Returning back to Tim, my barber. Now that I know he will no longer cut my hair like he has for 12 years, I now have to seek out someone who I can trust with my hair. I know that sounds silly, but think about it. You likely rely on someone or some product with that part of yourself (even if you have no hair, you likely shop around for the best moisterizer or facial hair product). For me, most importantly I have to find someone who will take the time to find out how my family is doing, someone to ask me how my last running event went, a person who will celebrate with me any good news from work or home. See, my haircut is much more than that, it is a relationship that makes me feel like I matter and makes me know that someone beyond work and home shows care for me.
Tim did exactly that for 12 years. I’ll miss my barber.

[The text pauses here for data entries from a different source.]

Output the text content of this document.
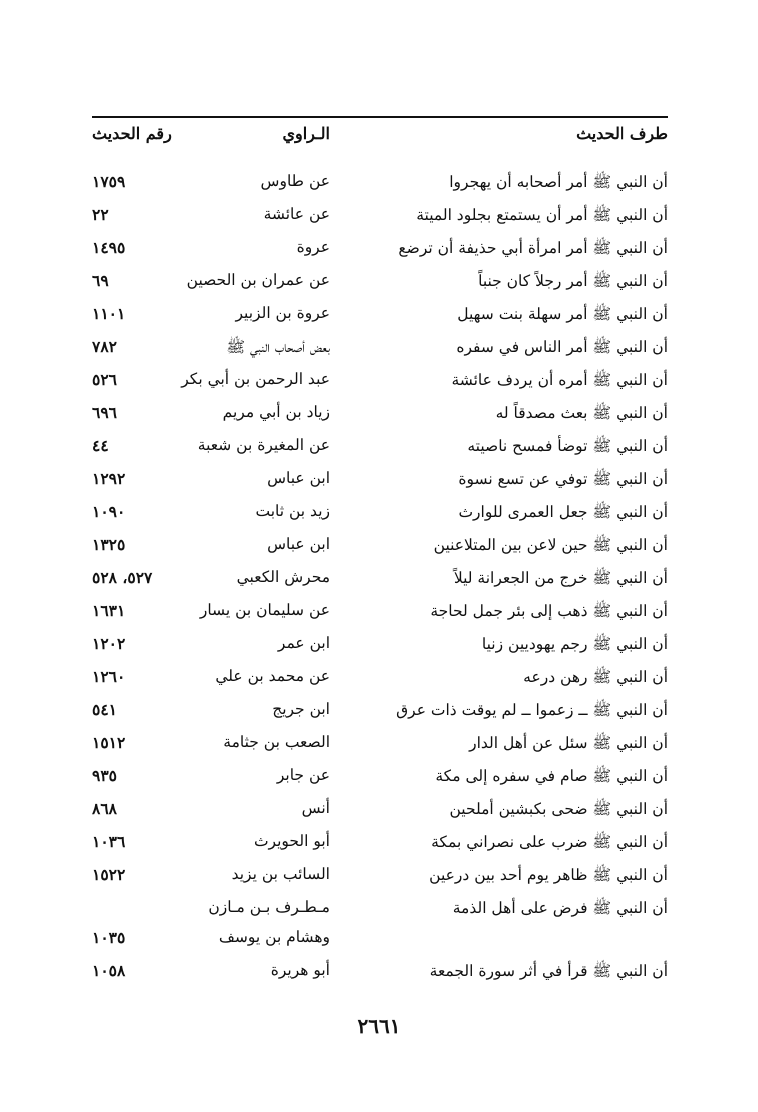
طرف الحديث
الـراوي
رقم الحديث
أن النبي ﷺ أمر أصحابه أن يهجروا
عن طاوس
١٧٥٩
أن النبي ﷺ أمر أن يستمتع بجلود الميتة
عن عائشة
٢٢
أن النبي ﷺ أمر امرأة أبي حذيفة أن ترضع
عروة
١٤٩٥
أن النبي ﷺ أمر رجلاً كان جنباً
عن عمران بن الحصين
٦٩
أن النبي ﷺ أمر سهلة بنت سهيل
عروة بن الزبير
١١٠١
أن النبي ﷺ أمر الناس في سفره
بعض أصحاب النبي ﷺ
٧٨٢
أن النبي ﷺ أمره أن يردف عائشة
عبد الرحمن بن أبي بكر
٥٢٦
أن النبي ﷺ بعث مصدقاً له
زياد بن أبي مريم
٦٩٦
أن النبي ﷺ توضأ فمسح ناصيته
عن المغيرة بن شعبة
٤٤
أن النبي ﷺ توفي عن تسع نسوة
ابن عباس
١٢٩٢
أن النبي ﷺ جعل العمرى للوارث
زيد بن ثابت
١٠٩٠
أن النبي ﷺ حين لاعن بين المتلاعنين
ابن عباس
١٣٢٥
أن النبي ﷺ خرج من الجعرانة ليلاً
محرش الكعبي
٥٢٧، ٥٢٨
أن النبي ﷺ ذهب إلى بئر جمل لحاجة
عن سليمان بن يسار
١٦٣١
أن النبي ﷺ رجم يهوديين زنيا
ابن عمر
١٢٠٢
أن النبي ﷺ رهن درعه
عن محمد بن علي
١٢٦٠
أن النبي ﷺ ــ زعموا ــ لم يوقت ذات عرق
ابن جريج
٥٤١
أن النبي ﷺ سئل عن أهل الدار
الصعب بن جثامة
١٥١٢
أن النبي ﷺ صام في سفره إلى مكة
عن جابر
٩٣٥
أن النبي ﷺ ضحى بكبشين أملحين
أنس
٨٦٨
أن النبي ﷺ ضرب على نصراني بمكة
أبو الحويرث
١٠٣٦
أن النبي ﷺ ظاهر يوم أحد بين درعين
السائب بن يزيد
١٥٢٢
أن النبي ﷺ فرض على أهل الذمة
مـطـرف بـن مـازن
وهشام بن يوسف
١٠٣٥
أن النبي ﷺ قرأ في أثر سورة الجمعة
أبو هريرة
١٠٥٨
٢٦٦١
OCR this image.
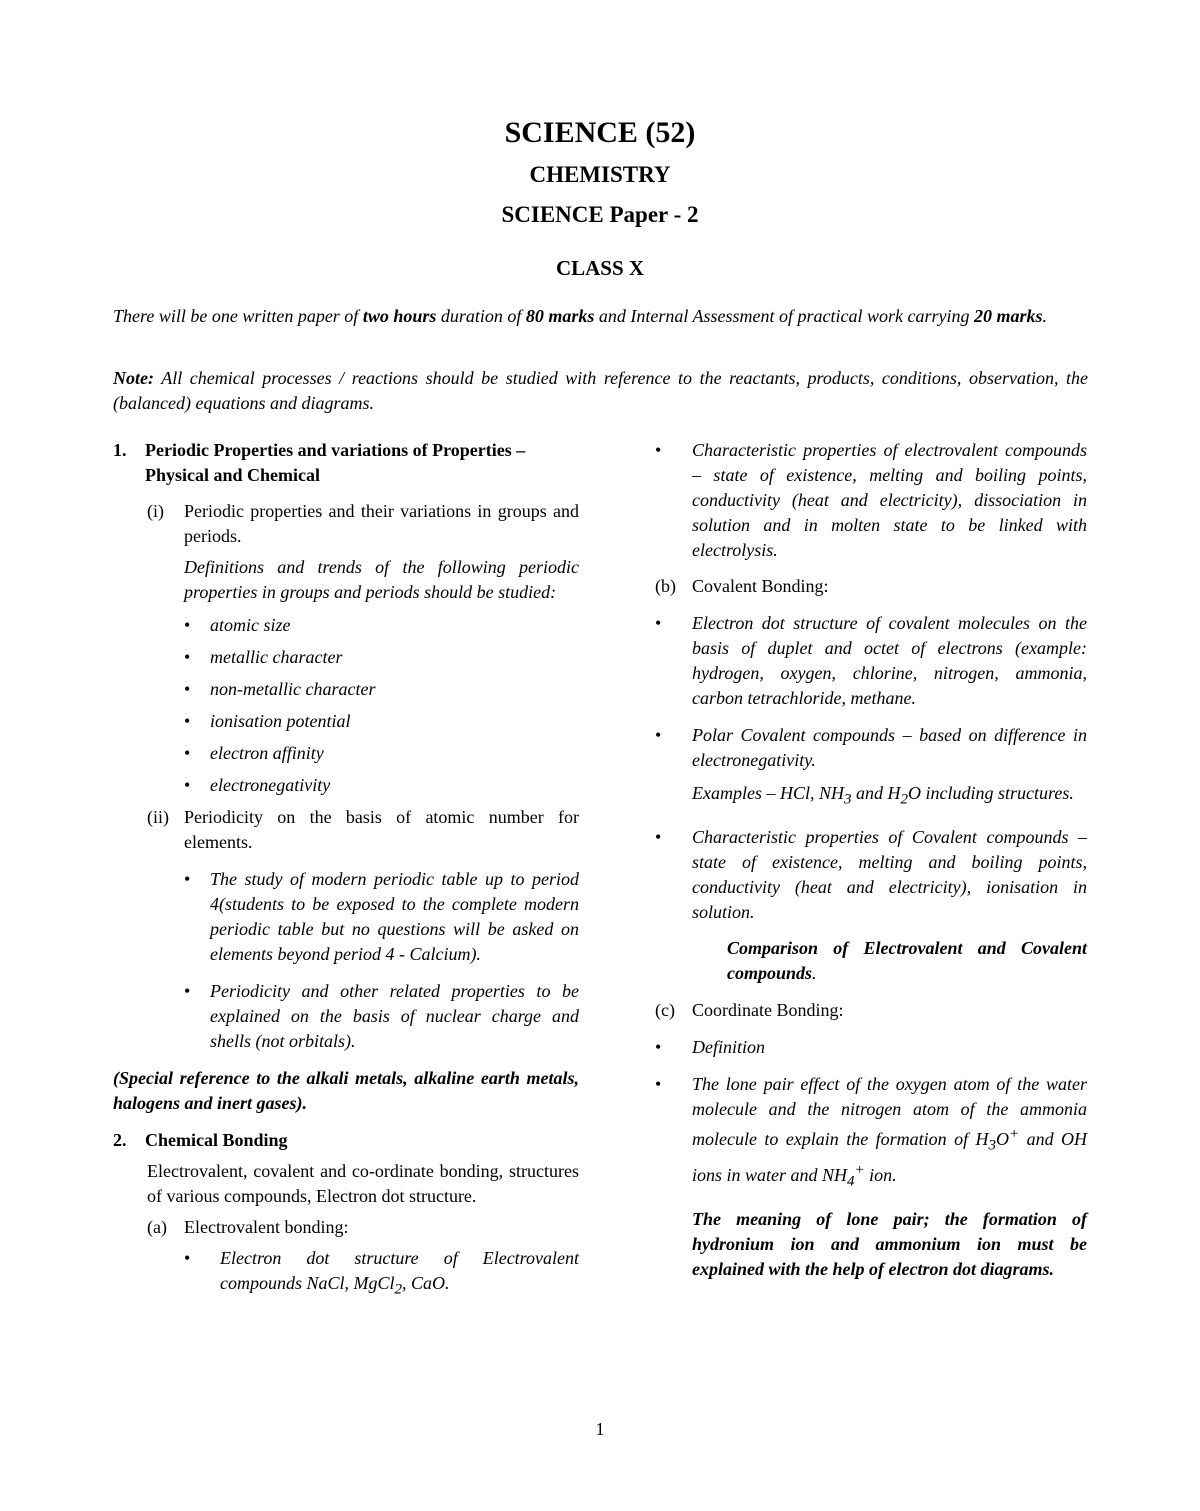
SCIENCE (52)
CHEMISTRY
SCIENCE Paper - 2
CLASS X
There will be one written paper of two hours duration of 80 marks and Internal Assessment of practical work carrying 20 marks.
Note: All chemical processes / reactions should be studied with reference to the reactants, products, conditions, observation, the (balanced) equations and diagrams.
1.	Periodic Properties and variations of Properties – Physical and Chemical
(i)	Periodic properties and their variations in groups and periods.
Definitions and trends of the following periodic properties in groups and periods should be studied:
•	atomic size
•	metallic character
•	non-metallic character
•	ionisation potential
•	electron affinity
•	electronegativity
(ii) Periodicity on the basis of atomic number for elements.
•	The study of modern periodic table up to period 4(students to be exposed to the complete modern periodic table but no questions will be asked on elements beyond period 4 - Calcium).
•	Periodicity and other related properties to be explained on the basis of nuclear charge and shells (not orbitals).
(Special reference to the alkali metals, alkaline earth metals, halogens and inert gases).
2.	Chemical Bonding
Electrovalent, covalent and co-ordinate bonding, structures of various compounds, Electron dot structure.
(a) Electrovalent bonding:
•	Electron dot structure of Electrovalent compounds NaCl, MgCl$_2$, CaO.
•	Characteristic properties of electrovalent compounds – state of existence, melting and boiling points, conductivity (heat and electricity), dissociation in solution and in molten state to be linked with electrolysis.
(b) Covalent Bonding:
•	Electron dot structure of covalent molecules on the basis of duplet and octet of electrons (example: hydrogen, oxygen, chlorine, nitrogen, ammonia, carbon tetrachloride, methane.
•	Polar Covalent compounds – based on difference in electronegativity.
Examples – HCl, $NH_3$ and $H_2O$ including structures.
•	Characteristic properties of Covalent compounds – state of existence, melting and boiling points, conductivity (heat and electricity), ionisation in solution.
Comparison of Electrovalent and Covalent compounds.
(c) Coordinate Bonding:
•	Definition
•	The lone pair effect of the oxygen atom of the water molecule and the nitrogen atom of the ammonia molecule to explain the formation of $H_3O^+$ and OH ions in water and $NH_4^+$ ion.
The meaning of lone pair; the formation of hydronium ion and ammonium ion must be explained with the help of electron dot diagrams.
1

Today, Cindy I feel has taken the role of my new stylist. In addition to our sad talk, she did discuss with me how she’s envious that I’m going to a holiday work party tonight and several more next week. She also asked if I was cold in her spot since the A/C was on full blast and she herself complained that it was cold. She told me also that Tim’s regular customers will be notified once he passes. I feel like she’s going to get my trust. Oh, my new haircut looks good as well.
Farewell Tim. This post is dedicated to you.
Mahoney, E. (2009). Career advising competencies. In K. Hughey and Associates The Handbook of Career Advising (p. 48-67). Jossey-Bass.